DevOps & Infrastructure (DVO)¶
Module Purpose: The platform's life support systems. It ensures the Pebble Orchestrator is secure, available, and recoverable. It covers automated provisioning, backups, and real-time observability.
[!IMPORTANT] Production Standard: All infrastructure is defined as code (IaC) to ensure 4-hour Recovery Time Objective (RTO).
Use Case Quick Reference¶
| ID | Title | Priority |
|---|---|---|
| US-DVO-001 | Automated User Provisioning | P1 |
| US-DVO-002 | Automated Backups & Retention | P1 |
| US-DVO-003 | Real-time Uptime Monitoring | P1 |
| US-DVO-004 | Disaster Recovery Procedure | P1 |
US-DVO-001: Automated User Provisioning¶
What It Does¶
Syncs users from the central Pebble Auth system to all integrated tools (like Plane.so) automatically. When a new sales rep is hired in the CRM, they instantly get access to the Kanban board without manual IT intervention.
Who: System Admin / HR Trigger
When: On User Creation
How It Works¶
- Trigger: New user account created in Pebble (Django).
- Action:
- Fires a
User.createdsignal. - Calls Plane API to create a workspace member with specific role (Member/Admin).
- Generates and emails an invitation link.
- Offboarding: Disabling Pebble account automatically revokes tokens for Plane.

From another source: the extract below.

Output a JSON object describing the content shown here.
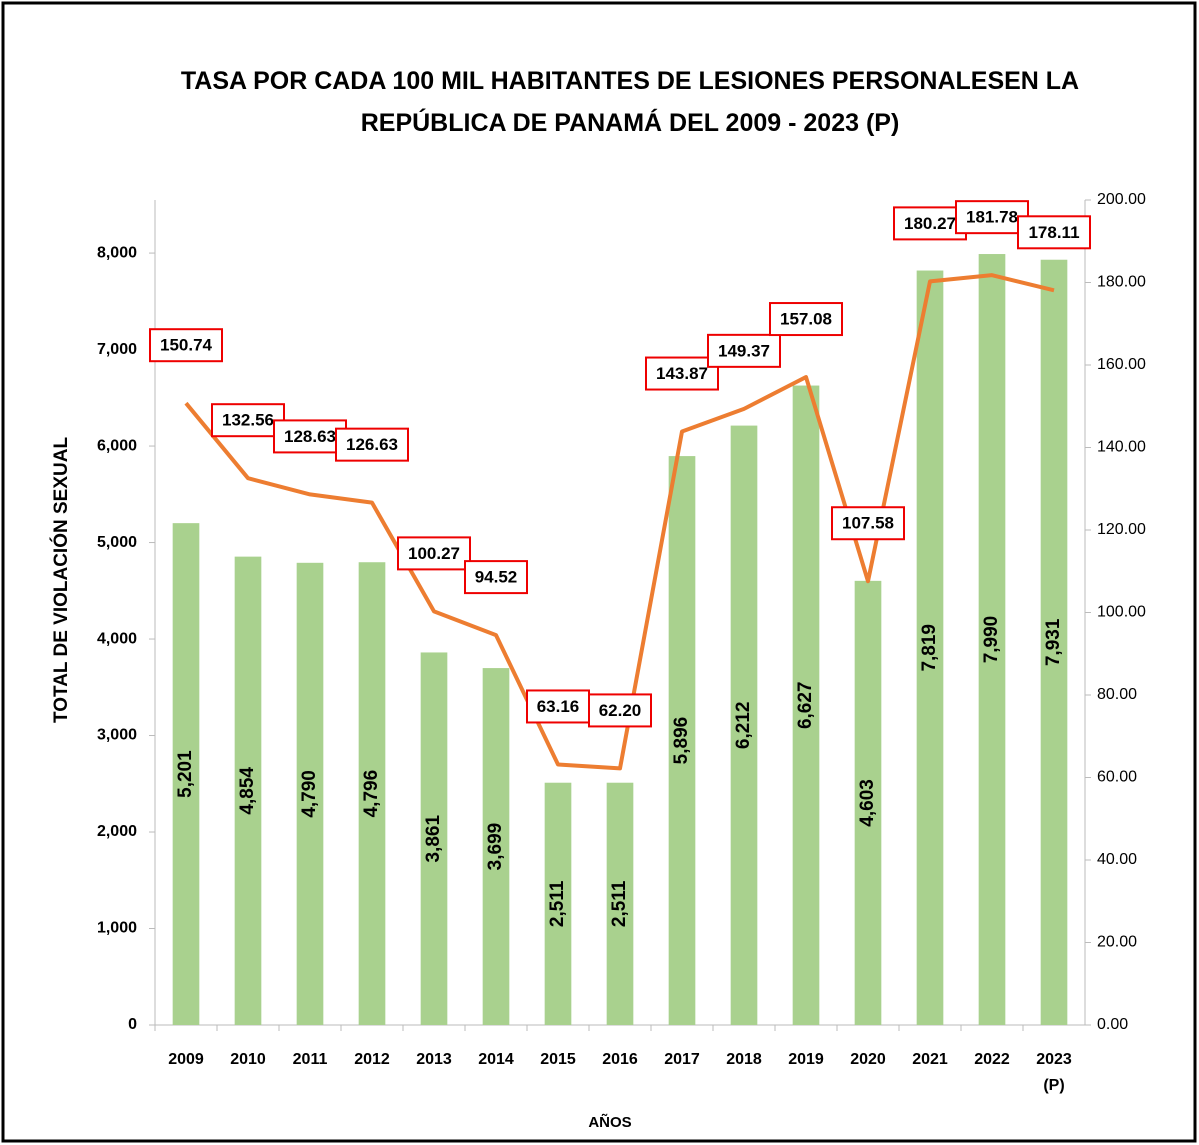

US-DVO-002: Automated Backups & Retention¶
What It Does¶
Protects against data corruption or accidental deletion. It performs nightly snapshots of the entire stack and offloads them to secure, off-site storage.
Who: DevOps Automation
When: Nightly (2 AM)
How It Works¶
- Database: Runs
pg_dumpon PostgreSQL (Pebble + Plane). - Storage: Offloads compressed dumps to S3/MinIO.
- Retention:
- Nightly backups kept for 30 days.
- Monthly snapshots kept for 1 year.
- Alerting: If backup fails to upload, sends urgent Slack ping to IT.
US-DVO-003: Real-time Uptime Monitoring¶
What It Does¶
The "Dashlight". Monitors the health of all microservices and triggers alerts before users notice a slowdown.
Who: System Watchdog
When: Continuous
How It Works¶
- Heartbeat: Polls
/healthendpoints of Email Listener, Classifier, and Plane. - Latency: Tracks API response times (Target: < 500ms).
- Dashboard: Grafana displays:
- Green = Healthy.
- Yellow = Degraded (Slow).
- Red = Down.
- Escalation: If down for > 5 mins, triggers SMS to On-call Engineer.
US-DVO-004: Disaster Recovery Procedure¶
What It Does¶
The "Emergency Break". A documented and tested procedure to rebuild the entire platform from scratch in a new region/server in under 4 hours.
Who: IT Recovery Team
When: Critical System Failure
How It Works¶
- Infrastructure: Deploy using Terraform scripts to AWS/Azure/DigitalOcean.
- Restore: Pull latest data dump from DVO-002.
- Verification: Automated test suite runs to check Ingestion -> Classification flow.
- Cutover: Update DNS records to points to new environment.